Another study rubbishing magnetic therapy

Last week we found out that academics at the University of Oklahoma Health Sciences Center in Oklahoma City were determined to find out if there was something to back up the any claim made by magnet therapy supporters and sellers that wearing magnets may help to ease pains. The trendy hypothesis is that magnets one way or another increase blood flow to an effected area or block nerve impulses that carry pain information and that’s why wearing them helps, but the results of experiments by Dr. David W. Garrison indicated that there may have been no significant physiological distinction brought about by wearing magnets.

Those researchers think that they found that magnets did not appear to influence the nerve fibbers that transmit information about touch to the spinal cord, which have a propensity to be much more sensitive to encouragement than the nerves that pass on pain signals.
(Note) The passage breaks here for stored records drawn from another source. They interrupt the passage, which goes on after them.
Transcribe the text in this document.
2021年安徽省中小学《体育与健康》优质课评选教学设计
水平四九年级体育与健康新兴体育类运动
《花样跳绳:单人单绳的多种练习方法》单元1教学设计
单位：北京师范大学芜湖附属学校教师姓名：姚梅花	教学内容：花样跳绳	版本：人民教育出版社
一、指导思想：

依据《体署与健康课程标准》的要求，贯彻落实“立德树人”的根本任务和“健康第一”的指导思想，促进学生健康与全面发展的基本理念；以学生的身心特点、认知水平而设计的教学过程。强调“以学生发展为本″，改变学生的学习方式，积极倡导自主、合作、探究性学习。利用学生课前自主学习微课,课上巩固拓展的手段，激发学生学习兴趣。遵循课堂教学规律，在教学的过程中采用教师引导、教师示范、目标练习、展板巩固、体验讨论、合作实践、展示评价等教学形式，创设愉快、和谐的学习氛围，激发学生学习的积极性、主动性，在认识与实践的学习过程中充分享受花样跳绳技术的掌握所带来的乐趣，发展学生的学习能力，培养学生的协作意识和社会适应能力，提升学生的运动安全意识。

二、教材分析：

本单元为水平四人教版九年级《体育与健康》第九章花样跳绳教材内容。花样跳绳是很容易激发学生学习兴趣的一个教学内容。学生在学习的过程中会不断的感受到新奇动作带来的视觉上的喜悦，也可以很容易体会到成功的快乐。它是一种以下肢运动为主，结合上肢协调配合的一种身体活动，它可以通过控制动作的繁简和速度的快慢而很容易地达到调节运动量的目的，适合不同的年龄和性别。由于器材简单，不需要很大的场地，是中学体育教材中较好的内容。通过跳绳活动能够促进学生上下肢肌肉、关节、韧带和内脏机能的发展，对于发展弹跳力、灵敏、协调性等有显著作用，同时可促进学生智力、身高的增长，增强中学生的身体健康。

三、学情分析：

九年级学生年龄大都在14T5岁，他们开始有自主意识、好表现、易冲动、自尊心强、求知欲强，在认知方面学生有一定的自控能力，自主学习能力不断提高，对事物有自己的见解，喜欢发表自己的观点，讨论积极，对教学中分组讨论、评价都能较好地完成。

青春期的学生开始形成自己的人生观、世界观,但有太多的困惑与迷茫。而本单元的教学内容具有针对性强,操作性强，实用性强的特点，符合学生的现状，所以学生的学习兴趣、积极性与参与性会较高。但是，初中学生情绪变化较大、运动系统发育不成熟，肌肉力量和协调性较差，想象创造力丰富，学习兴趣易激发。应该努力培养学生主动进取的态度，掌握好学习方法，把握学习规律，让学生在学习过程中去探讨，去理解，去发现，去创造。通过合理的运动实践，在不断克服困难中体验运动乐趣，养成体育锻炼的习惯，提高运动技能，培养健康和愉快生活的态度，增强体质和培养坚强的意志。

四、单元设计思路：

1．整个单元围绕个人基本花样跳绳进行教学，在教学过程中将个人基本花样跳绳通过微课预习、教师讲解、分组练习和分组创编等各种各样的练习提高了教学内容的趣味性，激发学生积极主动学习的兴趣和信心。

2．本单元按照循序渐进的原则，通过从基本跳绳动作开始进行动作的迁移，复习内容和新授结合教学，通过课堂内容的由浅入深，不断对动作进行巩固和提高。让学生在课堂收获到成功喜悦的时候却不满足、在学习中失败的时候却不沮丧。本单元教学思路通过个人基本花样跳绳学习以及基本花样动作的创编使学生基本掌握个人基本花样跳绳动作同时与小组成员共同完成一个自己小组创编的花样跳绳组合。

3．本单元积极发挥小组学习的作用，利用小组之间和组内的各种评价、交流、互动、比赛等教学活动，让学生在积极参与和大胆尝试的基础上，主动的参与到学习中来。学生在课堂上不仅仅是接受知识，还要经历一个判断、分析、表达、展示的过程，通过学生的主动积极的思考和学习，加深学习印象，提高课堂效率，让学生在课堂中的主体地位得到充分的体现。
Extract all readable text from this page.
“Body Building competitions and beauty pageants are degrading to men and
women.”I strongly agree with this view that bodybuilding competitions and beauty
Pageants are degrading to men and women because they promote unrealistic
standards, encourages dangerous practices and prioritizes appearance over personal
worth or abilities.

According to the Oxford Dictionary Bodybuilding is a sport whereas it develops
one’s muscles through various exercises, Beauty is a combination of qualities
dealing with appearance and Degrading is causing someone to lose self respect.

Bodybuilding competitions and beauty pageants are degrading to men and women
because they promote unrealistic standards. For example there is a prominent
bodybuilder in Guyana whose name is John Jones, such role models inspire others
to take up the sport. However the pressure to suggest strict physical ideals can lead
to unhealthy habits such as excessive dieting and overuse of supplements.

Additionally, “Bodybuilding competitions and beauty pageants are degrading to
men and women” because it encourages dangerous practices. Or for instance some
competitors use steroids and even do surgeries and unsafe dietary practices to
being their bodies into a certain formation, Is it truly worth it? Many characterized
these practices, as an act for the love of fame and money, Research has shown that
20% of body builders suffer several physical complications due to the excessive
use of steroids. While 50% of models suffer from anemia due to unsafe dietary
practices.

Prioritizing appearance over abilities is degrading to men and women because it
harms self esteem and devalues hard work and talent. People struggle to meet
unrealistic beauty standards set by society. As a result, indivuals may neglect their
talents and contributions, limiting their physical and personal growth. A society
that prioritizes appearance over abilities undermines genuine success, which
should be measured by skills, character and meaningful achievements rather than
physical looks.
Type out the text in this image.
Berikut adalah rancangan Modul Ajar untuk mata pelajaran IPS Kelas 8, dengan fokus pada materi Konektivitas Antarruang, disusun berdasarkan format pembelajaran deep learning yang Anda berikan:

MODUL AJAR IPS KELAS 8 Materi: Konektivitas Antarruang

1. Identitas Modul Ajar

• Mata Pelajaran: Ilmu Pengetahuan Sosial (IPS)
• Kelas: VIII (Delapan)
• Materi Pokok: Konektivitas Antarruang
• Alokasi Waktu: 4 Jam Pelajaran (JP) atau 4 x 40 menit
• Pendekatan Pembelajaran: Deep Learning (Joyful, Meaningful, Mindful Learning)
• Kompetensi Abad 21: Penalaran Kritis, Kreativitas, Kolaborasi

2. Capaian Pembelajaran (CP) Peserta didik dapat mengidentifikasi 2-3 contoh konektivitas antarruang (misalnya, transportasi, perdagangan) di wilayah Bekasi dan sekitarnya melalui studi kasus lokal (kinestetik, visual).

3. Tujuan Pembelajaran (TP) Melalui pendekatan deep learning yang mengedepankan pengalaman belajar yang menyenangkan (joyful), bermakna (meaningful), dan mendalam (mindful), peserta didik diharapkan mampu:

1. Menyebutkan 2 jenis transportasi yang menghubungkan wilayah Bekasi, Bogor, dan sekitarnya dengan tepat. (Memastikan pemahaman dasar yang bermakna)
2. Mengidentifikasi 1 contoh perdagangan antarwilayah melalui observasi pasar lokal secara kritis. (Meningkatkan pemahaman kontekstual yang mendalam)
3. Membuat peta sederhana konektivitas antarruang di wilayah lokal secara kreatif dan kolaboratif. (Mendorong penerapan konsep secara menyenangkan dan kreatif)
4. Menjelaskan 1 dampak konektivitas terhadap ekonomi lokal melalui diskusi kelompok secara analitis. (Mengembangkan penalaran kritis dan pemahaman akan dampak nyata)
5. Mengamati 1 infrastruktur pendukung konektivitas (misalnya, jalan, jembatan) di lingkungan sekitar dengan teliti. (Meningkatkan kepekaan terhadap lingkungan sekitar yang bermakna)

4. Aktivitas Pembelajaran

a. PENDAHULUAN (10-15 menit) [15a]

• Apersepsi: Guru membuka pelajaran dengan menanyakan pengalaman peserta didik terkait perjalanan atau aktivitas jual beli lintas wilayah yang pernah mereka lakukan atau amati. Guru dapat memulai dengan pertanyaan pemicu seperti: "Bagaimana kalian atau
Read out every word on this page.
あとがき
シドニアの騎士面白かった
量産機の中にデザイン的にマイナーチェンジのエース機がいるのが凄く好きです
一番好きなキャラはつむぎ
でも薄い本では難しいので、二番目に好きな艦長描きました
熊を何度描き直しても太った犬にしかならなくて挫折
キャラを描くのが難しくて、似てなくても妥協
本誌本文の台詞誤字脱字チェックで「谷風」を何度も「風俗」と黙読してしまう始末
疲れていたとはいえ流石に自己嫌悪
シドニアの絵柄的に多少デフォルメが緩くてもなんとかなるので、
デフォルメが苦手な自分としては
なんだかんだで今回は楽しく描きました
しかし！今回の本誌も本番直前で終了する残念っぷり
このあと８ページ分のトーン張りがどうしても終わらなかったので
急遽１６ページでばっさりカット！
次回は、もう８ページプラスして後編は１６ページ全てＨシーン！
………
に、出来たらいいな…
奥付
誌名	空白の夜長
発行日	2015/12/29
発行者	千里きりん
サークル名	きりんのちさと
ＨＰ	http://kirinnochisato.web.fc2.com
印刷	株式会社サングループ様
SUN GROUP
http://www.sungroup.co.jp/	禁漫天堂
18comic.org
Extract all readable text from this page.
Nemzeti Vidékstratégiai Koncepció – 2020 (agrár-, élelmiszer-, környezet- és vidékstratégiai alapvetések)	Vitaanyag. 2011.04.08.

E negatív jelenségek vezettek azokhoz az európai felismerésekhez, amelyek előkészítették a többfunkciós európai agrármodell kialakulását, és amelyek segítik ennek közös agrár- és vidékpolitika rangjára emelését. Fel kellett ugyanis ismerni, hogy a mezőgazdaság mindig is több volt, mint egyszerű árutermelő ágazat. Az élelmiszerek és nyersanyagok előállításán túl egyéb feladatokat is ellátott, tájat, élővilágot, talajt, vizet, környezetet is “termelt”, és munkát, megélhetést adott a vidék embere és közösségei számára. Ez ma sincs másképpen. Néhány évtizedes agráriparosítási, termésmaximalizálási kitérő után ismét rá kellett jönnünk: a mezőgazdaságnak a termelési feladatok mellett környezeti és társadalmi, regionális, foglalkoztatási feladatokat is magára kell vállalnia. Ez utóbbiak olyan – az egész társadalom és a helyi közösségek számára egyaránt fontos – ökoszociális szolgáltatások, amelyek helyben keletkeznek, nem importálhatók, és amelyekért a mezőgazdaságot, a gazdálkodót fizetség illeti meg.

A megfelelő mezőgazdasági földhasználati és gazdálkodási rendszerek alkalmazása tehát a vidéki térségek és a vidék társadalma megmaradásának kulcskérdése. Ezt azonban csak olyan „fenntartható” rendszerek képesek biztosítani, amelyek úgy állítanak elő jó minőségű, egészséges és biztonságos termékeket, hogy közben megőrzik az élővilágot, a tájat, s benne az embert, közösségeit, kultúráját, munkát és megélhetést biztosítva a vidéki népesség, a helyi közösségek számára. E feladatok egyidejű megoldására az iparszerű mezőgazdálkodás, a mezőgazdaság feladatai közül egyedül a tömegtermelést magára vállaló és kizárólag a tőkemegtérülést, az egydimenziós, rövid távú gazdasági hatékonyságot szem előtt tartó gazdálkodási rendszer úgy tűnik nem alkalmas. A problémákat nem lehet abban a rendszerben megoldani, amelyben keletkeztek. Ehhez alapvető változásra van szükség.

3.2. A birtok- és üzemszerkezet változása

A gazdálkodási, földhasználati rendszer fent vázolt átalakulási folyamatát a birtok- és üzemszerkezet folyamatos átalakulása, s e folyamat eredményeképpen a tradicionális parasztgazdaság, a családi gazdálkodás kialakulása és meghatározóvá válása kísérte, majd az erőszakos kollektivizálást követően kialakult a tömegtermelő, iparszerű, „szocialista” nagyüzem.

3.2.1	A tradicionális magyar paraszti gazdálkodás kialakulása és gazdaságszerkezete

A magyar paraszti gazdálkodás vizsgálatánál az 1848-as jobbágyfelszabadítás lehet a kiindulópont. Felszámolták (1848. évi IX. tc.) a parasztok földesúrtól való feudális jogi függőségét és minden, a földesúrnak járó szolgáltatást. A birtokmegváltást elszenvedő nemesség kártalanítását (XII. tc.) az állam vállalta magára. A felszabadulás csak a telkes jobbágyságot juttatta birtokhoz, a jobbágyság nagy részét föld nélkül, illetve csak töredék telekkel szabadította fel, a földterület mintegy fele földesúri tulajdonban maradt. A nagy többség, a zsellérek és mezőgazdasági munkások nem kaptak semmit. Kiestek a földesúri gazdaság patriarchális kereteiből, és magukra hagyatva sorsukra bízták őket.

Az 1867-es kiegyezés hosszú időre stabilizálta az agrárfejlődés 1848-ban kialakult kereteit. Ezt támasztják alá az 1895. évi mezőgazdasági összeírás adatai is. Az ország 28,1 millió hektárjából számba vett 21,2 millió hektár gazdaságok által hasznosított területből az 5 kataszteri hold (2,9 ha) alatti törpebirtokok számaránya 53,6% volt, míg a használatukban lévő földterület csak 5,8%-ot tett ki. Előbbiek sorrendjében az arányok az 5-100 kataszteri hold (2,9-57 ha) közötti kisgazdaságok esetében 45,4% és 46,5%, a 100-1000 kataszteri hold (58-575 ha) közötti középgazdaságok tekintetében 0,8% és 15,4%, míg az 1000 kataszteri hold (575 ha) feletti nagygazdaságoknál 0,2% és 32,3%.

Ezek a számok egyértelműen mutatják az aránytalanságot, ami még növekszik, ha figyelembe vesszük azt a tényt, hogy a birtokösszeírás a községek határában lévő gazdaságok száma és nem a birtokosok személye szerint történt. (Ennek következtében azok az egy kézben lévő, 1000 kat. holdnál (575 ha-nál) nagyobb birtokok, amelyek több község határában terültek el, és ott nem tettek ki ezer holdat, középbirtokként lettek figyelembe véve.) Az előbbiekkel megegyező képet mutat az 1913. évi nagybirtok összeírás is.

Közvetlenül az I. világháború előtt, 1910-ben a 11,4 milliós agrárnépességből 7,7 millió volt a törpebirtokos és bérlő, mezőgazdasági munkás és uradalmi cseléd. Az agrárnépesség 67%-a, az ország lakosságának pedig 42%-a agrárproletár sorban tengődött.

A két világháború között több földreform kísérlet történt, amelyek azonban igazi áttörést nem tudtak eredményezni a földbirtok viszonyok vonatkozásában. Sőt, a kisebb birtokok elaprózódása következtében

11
So if these highly sensitive touch nerves were not to be affected by magnets, “it would be a miracle” if magnets could influence the less sensitive pain nerves, the good old Dr. David W. Garrison said in an interview to Magnetic Therapy UK that was conducted via Skype last week.

These results, which are published in the American Journal of Pain Management, suggest that it would be “seemingly farfetched that (magnets) are doing something to alleviate pain,” he whispered in the interview.

The superior Dr. goes on to talk about that any apparent benefit wearers may feel they get from magnets is most likely the Placebo Effect that once again coming into play. Though he also mentioned that it’s possible some real pain relief could be the result of “gating.”

He is saying that “When people feel pain in their wrists from carpal tunnel syndrome, the researcher explained, nerve cells are sending that pain information to the spinal cord. However, if people wear a bracelet that contains a magnet to ease the pain, the pressure from the bracelet will activate other nerves that transmit information about touch to the spinal cord, and these nerves will start to compete with the pain nerve signals, limiting the amount of pain information reaching the brain.”

Later on he said that “…This theory also helps explain why rubbing a painful spot can often make it feel better”.

I bet that sellers of magnetic jewellery will not want this study to be seen by the wide public!

We will follow up this study in the coming months.